İkinci mesaj: Nefsimizin istikamet yolundan sapmaması için, bu kelimelerin her biri kalbimize ve aklımıza büyük bir kuvvet veriyor: Ben, Allah Resulü’nün (asm.) yolundayım. Ben sahabe efendilerimizle aynı davanın yolcusuyum. Bütün kâmil insanlarla aynı gayeyi paylaşıyorum, aynı hakikatleri birlikte terennüm ediyoruz.
Böyle büyük bir manevî kuvveti hiçbir vehim, hiçbir vesvese, hiçbir sapık inanç sarsamaz.
Üçüncü mesaj: Doğru yolda olduğumun en büyük bir şâhidi de İslâm dininin hakikatleridir. İslâm dininin; iman, ibâdet, ahlâk ve sosyal hayat hakkında getirdiği bütün hükümlerin hak ve hakikat olması, benim doğru yolda olduğuma ayrı bir delildir.
Bütün bunlar, Allah’ın sevdiği ve razı olduğu bir kul olmam için gerekli en sağlam esaslardır. Hiçbir batıl ideoloji bunların karşısına çıkamaz ve aklımı tatmin edemez, kalbimi kendine celp edemez.
Bu mesajlardan sonra, bu mübarek kelimeleri okumamızın, anlamamızın ve gereğini yapmamızın bizi çok büyük feyizlere ve sevaplara kavuşturacağı müjdesi veriliyor.
Bu kelimelerin her biri bir mukaddes maşrapaya benzetiliyor; içlerinde ab-ı hayat taşıyorlar. Ben de namaz kılmakla ve diğer zikir ve tesbihlerle bu suyu kana kana içmeli ve manen kuvvetli ve sıhhatli bir mü’min olmalıyım.
İ’LEM! KAVÂID-I USULIYEDENDIR KI: Bir mes’ele hakkında ispat edenin sözü nefyedenin sözüne müreccahtır. Çünkü, ispat edenin yardımcıları var, sözünde kuvvet olur. Nefyedenin yardımcısı olmadığından tek kalır, sözünde kuvvet yoktur. Hattâ bin adam bir şeyi nefyederse, bir adam gibidir. Bin adam da ispat ederse, ispat edenlerin her birisi bin olur. Çünkü hepsi bir şeye bakıyorlar. Ve bir noktaya parmak bastıklarından birbirini takviye ediyorlar. Nefyedenlerde birbirini takviye etmek yoktur, her birisi tek kalır.

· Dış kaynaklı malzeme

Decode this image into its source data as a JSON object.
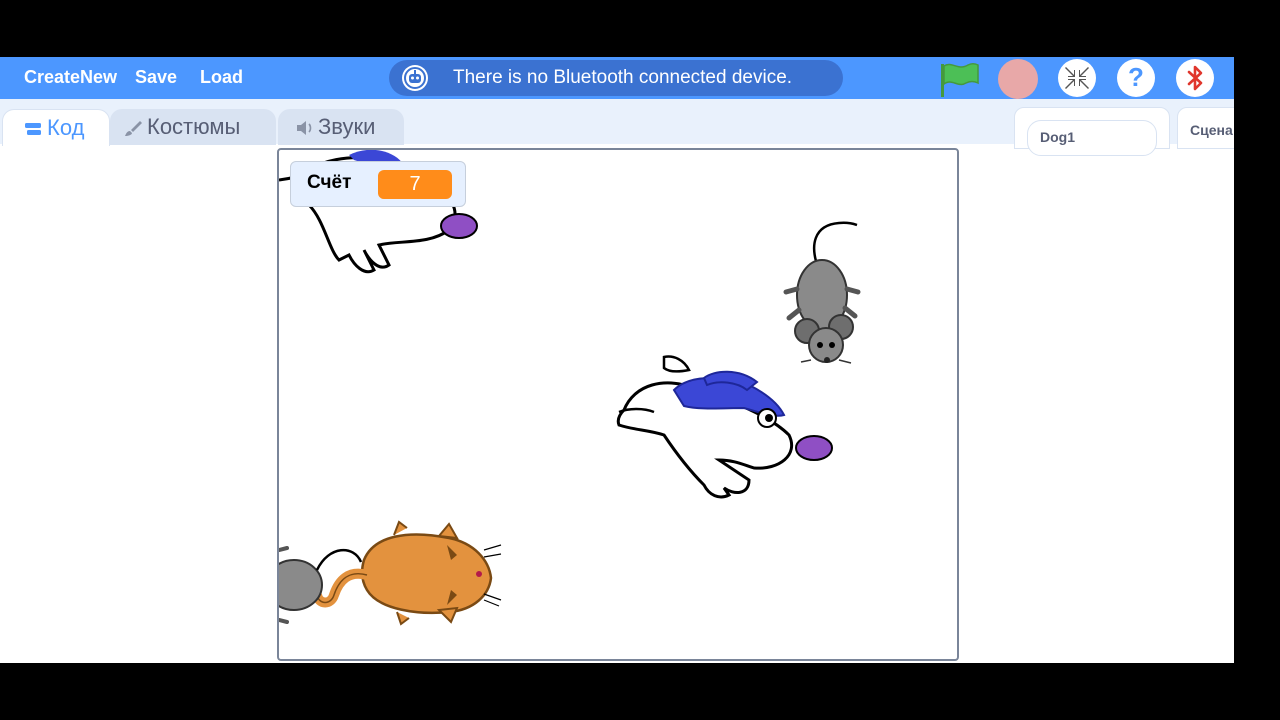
{
  "menubar": {
    "create_new": "CreateNew",
    "save": "Save",
    "load": "Load",
    "bluetooth_message": "There is no Bluetooth connected device.",
    "green_flag_icon": "green-flag-icon",
    "stop_icon": "stop-icon",
    "fullscreen_icon": "shrink-arrows-icon",
    "help_label": "?",
    "bluetooth_icon": "bluetooth-icon",
    "accent_color": "#4c97ff",
    "banner_color": "#3b72d1"
  },
  "tabs": {
    "code": "Код",
    "costumes": "Костюмы",
    "sounds": "Звуки",
    "active": "code"
  },
  "sprites": {
    "selected_sprite": "Dog1",
    "stage_tab": "Сцена"
  },
  "stage": {
    "variable_monitor": {
      "name": "Счёт",
      "value": "7",
      "value_color": "#ff8c1a"
    },
    "characters": [
      "dog",
      "dog",
      "mouse",
      "mouse",
      "cat"
    ]
  }
}
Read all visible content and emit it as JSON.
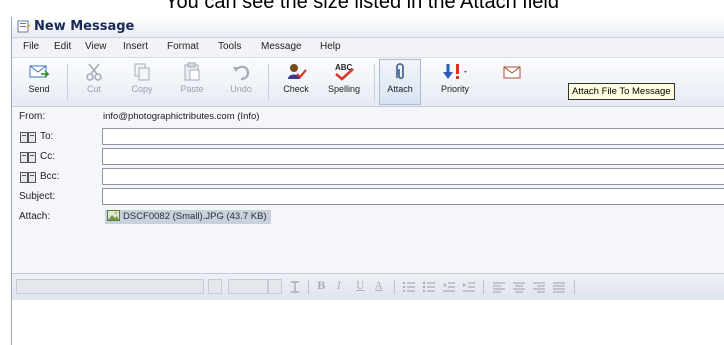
{
  "caption": "You can see the size listed in the Attach field",
  "window": {
    "title": "New Message"
  },
  "menu": [
    "File",
    "Edit",
    "View",
    "Insert",
    "Format",
    "Tools",
    "Message",
    "Help"
  ],
  "toolbar": {
    "send": "Send",
    "cut": "Cut",
    "copy": "Copy",
    "paste": "Paste",
    "undo": "Undo",
    "check": "Check",
    "spelling": "Spelling",
    "attach": "Attach",
    "priority": "Priority"
  },
  "tooltip": "Attach File To Message",
  "headers": {
    "from_label": "From:",
    "from_value": "info@photographictributes.com    (Info)",
    "to_label": "To:",
    "to_value": "",
    "cc_label": "Cc:",
    "cc_value": "",
    "bcc_label": "Bcc:",
    "bcc_value": "",
    "subject_label": "Subject:",
    "subject_value": "",
    "attach_label": "Attach:",
    "attachment": "DSCF0082 (Small).JPG (43.7 KB)"
  },
  "format_bar": {
    "bold": "B",
    "italic": "I",
    "underline": "U",
    "font_color": "A"
  },
  "colors": {
    "title_text": "#1b2a55",
    "tooltip_bg": "#ffffe1",
    "attach_chip_bg": "#c9d1dc"
  }
}
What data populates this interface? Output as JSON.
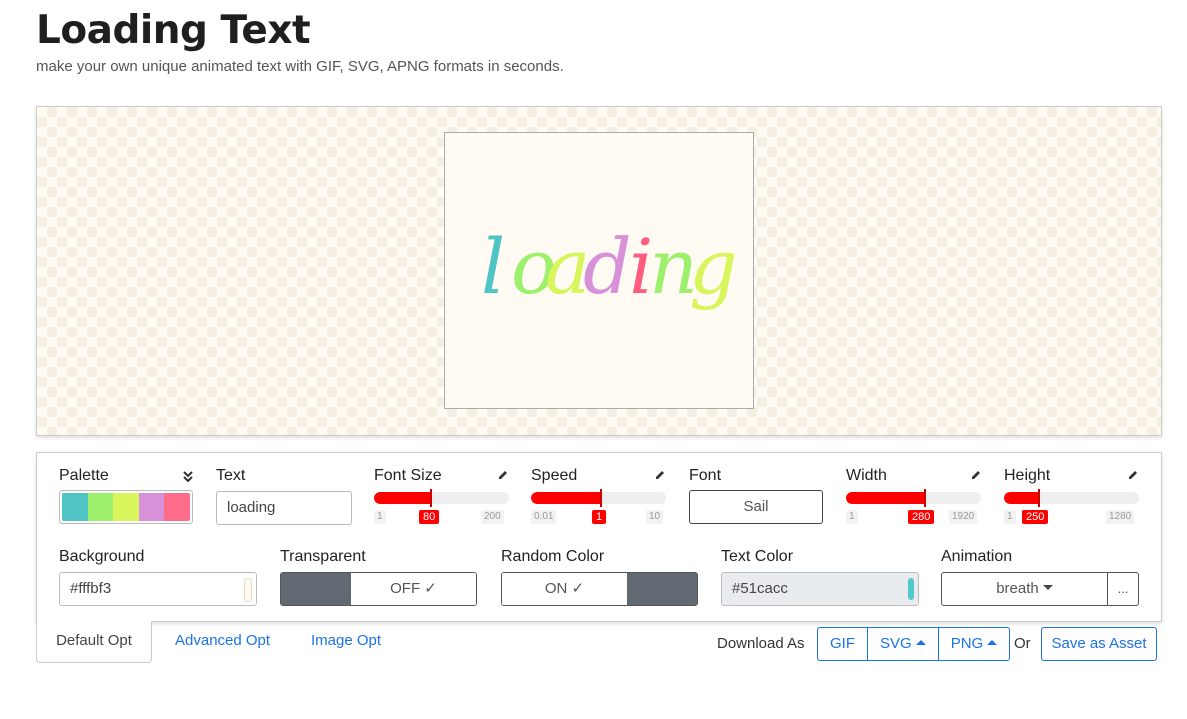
{
  "header": {
    "title": "Loading Text",
    "subtitle": "make your own unique animated text with GIF, SVG, APNG formats in seconds."
  },
  "preview": {
    "text": "loading",
    "letters": [
      {
        "ch": "l",
        "color": "#4fc4c4"
      },
      {
        "ch": "o",
        "color": "#9cf06b"
      },
      {
        "ch": "a",
        "color": "#d8f55c"
      },
      {
        "ch": "d",
        "color": "#d890d8"
      },
      {
        "ch": "i",
        "color": "#ff5c80"
      },
      {
        "ch": "n",
        "color": "#9cf06b"
      },
      {
        "ch": "g",
        "color": "#d8f55c"
      }
    ],
    "background": "#fffbf3"
  },
  "controls": {
    "palette": {
      "label": "Palette",
      "colors": [
        "#4fc4c4",
        "#9cf06b",
        "#d8f55c",
        "#d890d8",
        "#ff6b8a"
      ],
      "expand_icon": "double-chevron-down-icon"
    },
    "text": {
      "label": "Text",
      "value": "loading"
    },
    "font_size": {
      "label": "Font Size",
      "min": "1",
      "value": "80",
      "max": "200",
      "fraction": 0.4
    },
    "speed": {
      "label": "Speed",
      "min": "0.01",
      "value": "1",
      "max": "10",
      "fraction": 0.5
    },
    "font": {
      "label": "Font",
      "value": "Sail"
    },
    "width": {
      "label": "Width",
      "min": "1",
      "value": "280",
      "max": "1920",
      "fraction": 0.58
    },
    "height": {
      "label": "Height",
      "min": "1",
      "value": "250",
      "max": "1280",
      "fraction": 0.26
    },
    "edit_icon": "pencil-icon",
    "background": {
      "label": "Background",
      "value": "#fffbf3"
    },
    "transparent": {
      "label": "Transparent",
      "value": "OFF"
    },
    "random_color": {
      "label": "Random Color",
      "value": "ON"
    },
    "text_color": {
      "label": "Text Color",
      "value": "#51cacc",
      "swatch": "#51cacc"
    },
    "animation": {
      "label": "Animation",
      "value": "breath",
      "more": "..."
    }
  },
  "tabs": {
    "default": "Default Opt",
    "advanced": "Advanced Opt",
    "image": "Image Opt"
  },
  "download": {
    "label": "Download As",
    "gif": "GIF",
    "svg": "SVG",
    "png": "PNG",
    "or": "Or",
    "asset": "Save as Asset"
  }
}
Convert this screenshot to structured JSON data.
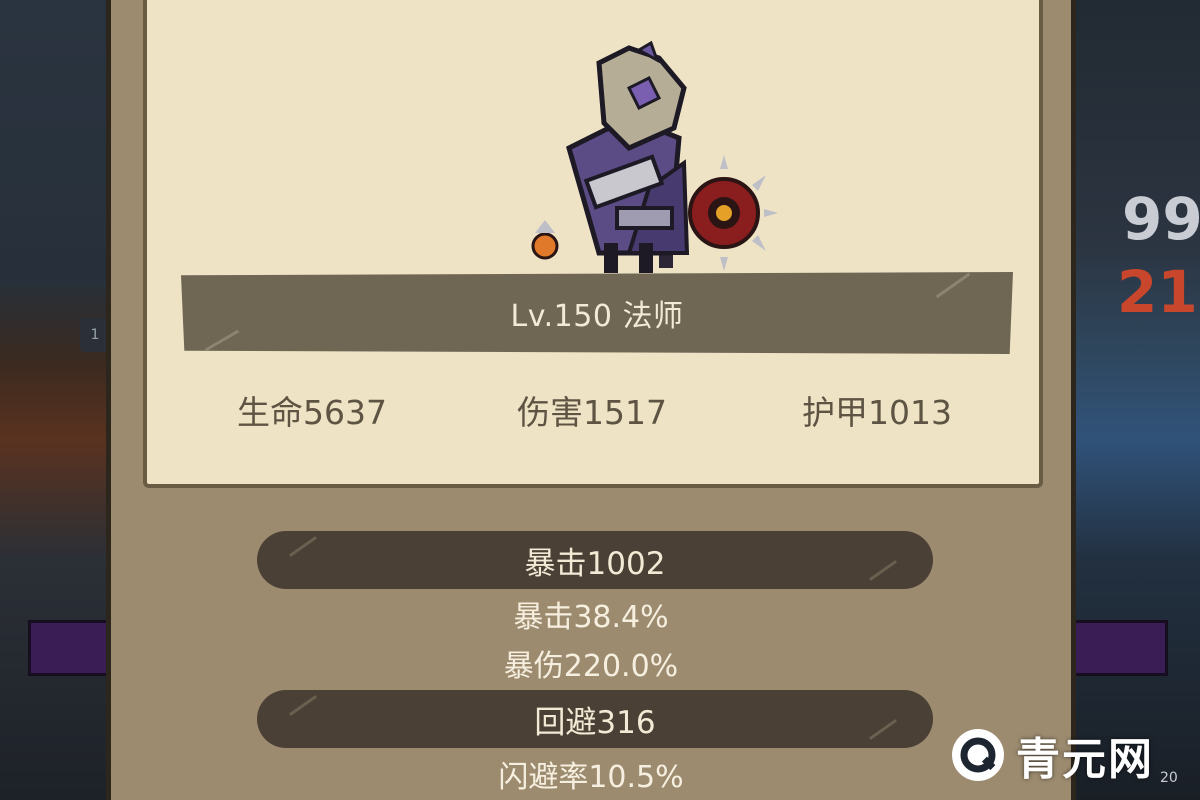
{
  "background": {
    "left_badge": "1",
    "right_numbers": [
      "99",
      "21"
    ],
    "right_small": "20"
  },
  "hero": {
    "level_label": "Lv.150 法师",
    "stats": [
      {
        "label": "生命5637"
      },
      {
        "label": "伤害1517"
      },
      {
        "label": "护甲1013"
      }
    ]
  },
  "crit_section": {
    "header": "暴击1002",
    "lines": [
      "暴击38.4%",
      "暴伤220.0%"
    ]
  },
  "dodge_section": {
    "header": "回避316",
    "lines": [
      "闪避率10.5%"
    ]
  },
  "watermark": {
    "text": "青元网",
    "icon": "q-logo-icon"
  },
  "colors": {
    "panel": "#9c8b6f",
    "card": "#efe3c6",
    "banner": "#6f6654",
    "pill": "#4a4035",
    "stat_text": "#5e5443"
  }
}
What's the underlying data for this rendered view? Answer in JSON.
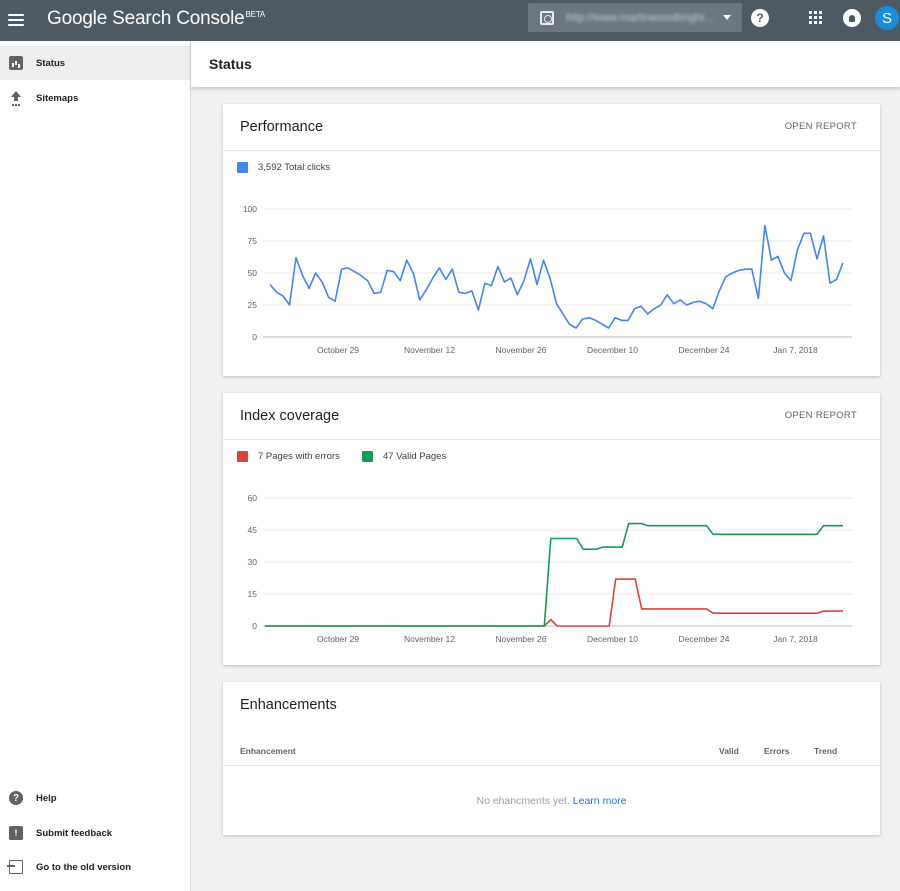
{
  "app": {
    "title": "Google Search Console",
    "badge": "BETA",
    "property_url": "http://www.martinwoodbright...",
    "avatar_letter": "S",
    "help_glyph": "?"
  },
  "colors": {
    "topbar": "#4d5a63",
    "clicks": "#4285f4",
    "errors": "#db4437",
    "valid": "#0f9d58",
    "link": "#1a73e8"
  },
  "sidebar": {
    "items": [
      {
        "label": "Status",
        "icon": "status-icon",
        "active": true
      },
      {
        "label": "Sitemaps",
        "icon": "upload-icon",
        "active": false
      }
    ],
    "footer": [
      {
        "label": "Help",
        "icon": "help-icon"
      },
      {
        "label": "Submit feedback",
        "icon": "feedback-icon"
      },
      {
        "label": "Go to the old version",
        "icon": "exit-icon"
      }
    ]
  },
  "page": {
    "title": "Status"
  },
  "performance": {
    "title": "Performance",
    "open_report": "OPEN REPORT",
    "legend": "3,592 Total clicks"
  },
  "coverage": {
    "title": "Index coverage",
    "open_report": "OPEN REPORT",
    "legend_errors": "7 Pages with errors",
    "legend_valid": "47 Valid Pages"
  },
  "enhancements": {
    "title": "Enhancements",
    "columns": [
      "Enhancement",
      "Valid",
      "Errors",
      "Trend"
    ],
    "empty_text": "No ehancments yet.",
    "learn_more": "Learn more"
  },
  "chart_data": [
    {
      "type": "line",
      "x_ticks": [
        "October 29",
        "November 12",
        "November 26",
        "December 10",
        "December 24",
        "Jan 7, 2018"
      ],
      "y_ticks": [
        0,
        25,
        50,
        75,
        100
      ],
      "ylim": [
        0,
        100
      ],
      "grid": true,
      "series": [
        {
          "name": "Total clicks",
          "color": "#4285f4",
          "values": [
            41,
            35,
            32,
            25,
            62,
            48,
            38,
            50,
            43,
            31,
            28,
            53,
            54,
            51,
            48,
            44,
            34,
            35,
            52,
            51,
            44,
            60,
            50,
            29,
            37,
            46,
            54,
            45,
            53,
            35,
            34,
            36,
            21,
            42,
            40,
            55,
            43,
            46,
            33,
            44,
            61,
            41,
            60,
            46,
            26,
            18,
            10,
            7,
            14,
            15,
            13,
            10,
            7,
            15,
            13,
            13,
            22,
            24,
            18,
            22,
            25,
            33,
            26,
            29,
            25,
            27,
            28,
            26,
            22,
            36,
            47,
            50,
            52,
            53,
            53,
            30,
            87,
            60,
            63,
            50,
            44,
            68,
            81,
            81,
            61,
            79,
            42,
            45,
            58
          ]
        }
      ]
    },
    {
      "type": "line",
      "x_ticks": [
        "October 29",
        "November 12",
        "November 26",
        "December 10",
        "December 24",
        "Jan 7, 2018"
      ],
      "y_ticks": [
        0,
        15,
        30,
        45,
        60
      ],
      "ylim": [
        0,
        60
      ],
      "grid": true,
      "series": [
        {
          "name": "Pages with errors",
          "color": "#db4437",
          "values": [
            0,
            0,
            0,
            0,
            0,
            0,
            0,
            0,
            0,
            0,
            0,
            0,
            0,
            0,
            0,
            0,
            0,
            0,
            0,
            0,
            0,
            0,
            0,
            0,
            0,
            0,
            0,
            0,
            0,
            0,
            0,
            0,
            0,
            0,
            0,
            0,
            0,
            0,
            0,
            0,
            0,
            0,
            0,
            0,
            3,
            0,
            0,
            0,
            0,
            0,
            0,
            0,
            0,
            0,
            22,
            22,
            22,
            22,
            8,
            8,
            8,
            8,
            8,
            8,
            8,
            8,
            8,
            8,
            8,
            6,
            6,
            6,
            6,
            6,
            6,
            6,
            6,
            6,
            6,
            6,
            6,
            6,
            6,
            6,
            6,
            6,
            7,
            7,
            7,
            7
          ]
        },
        {
          "name": "Valid Pages",
          "color": "#0f9d58",
          "values": [
            0,
            0,
            0,
            0,
            0,
            0,
            0,
            0,
            0,
            0,
            0,
            0,
            0,
            0,
            0,
            0,
            0,
            0,
            0,
            0,
            0,
            0,
            0,
            0,
            0,
            0,
            0,
            0,
            0,
            0,
            0,
            0,
            0,
            0,
            0,
            0,
            0,
            0,
            0,
            0,
            0,
            0,
            0,
            0,
            41,
            41,
            41,
            41,
            41,
            36,
            36,
            36,
            37,
            37,
            37,
            37,
            48,
            48,
            48,
            47,
            47,
            47,
            47,
            47,
            47,
            47,
            47,
            47,
            47,
            43,
            43,
            43,
            43,
            43,
            43,
            43,
            43,
            43,
            43,
            43,
            43,
            43,
            43,
            43,
            43,
            43,
            47,
            47,
            47,
            47
          ]
        }
      ]
    }
  ]
}
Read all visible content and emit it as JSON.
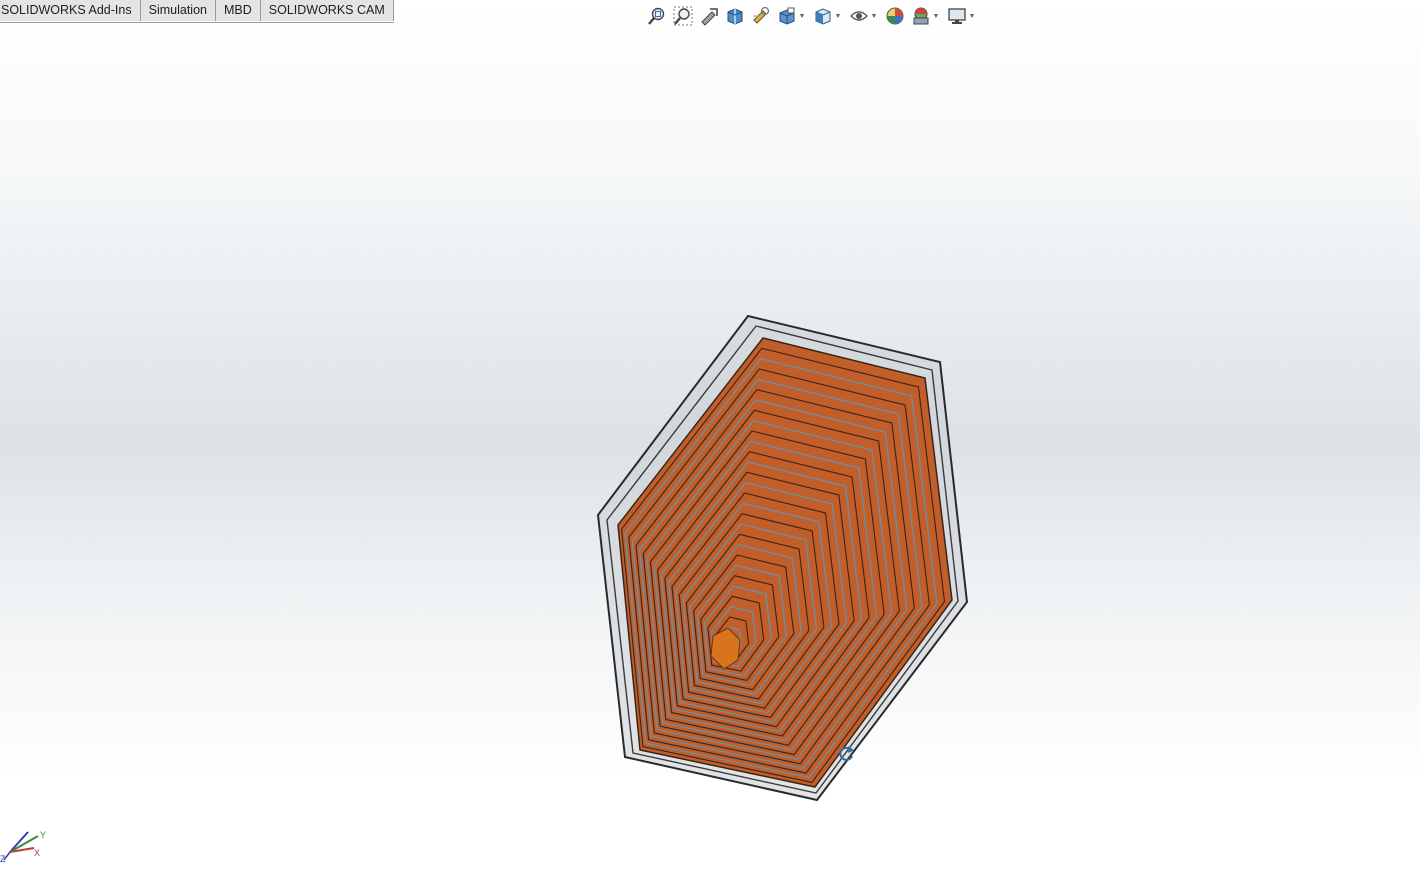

Meselâ: Bin pencereden bir yıldızı görüp ispat eden bin adamın her birisi ötekisine yardımcı olur, sözünü takviye eder. Çünkü o bin adam, parmakla işaret eder gibi, o şeyi ispat ediyorlar. Nefyedenler öyle değildir. Çünkü nefy için sebep lâzımdır. Sebepler de ayrı ayrı olur. Meselâ: Birisi “Gözümde za’fiyet var, göremedim”, ötekisi “Evimizde pencere yok”, ötekisi “Soğuktan başımı kaldırıp bakamadım” der.
Ve hâkezâ… Her birisi nefyine, müddeasına ayrı bir sebep gösterdiğinden, kendisince yıldızın bulunmaması, nefsü’l-emirde de yıldızın bulunmamasına delâlet etmez ki birbirine yardımcı olsun.
Binaenaleyh bir mes’ele-i îmâniyenin nefyi hakkında ehl-i dalâletin ittifakları haber-i vâhid hükmündedir, tesiri yoktur. Amma ehl-i hidayetin mesâil-i îmâniyede olan sözleri, her birisi ötekisine yardımcıdır, takviye eder…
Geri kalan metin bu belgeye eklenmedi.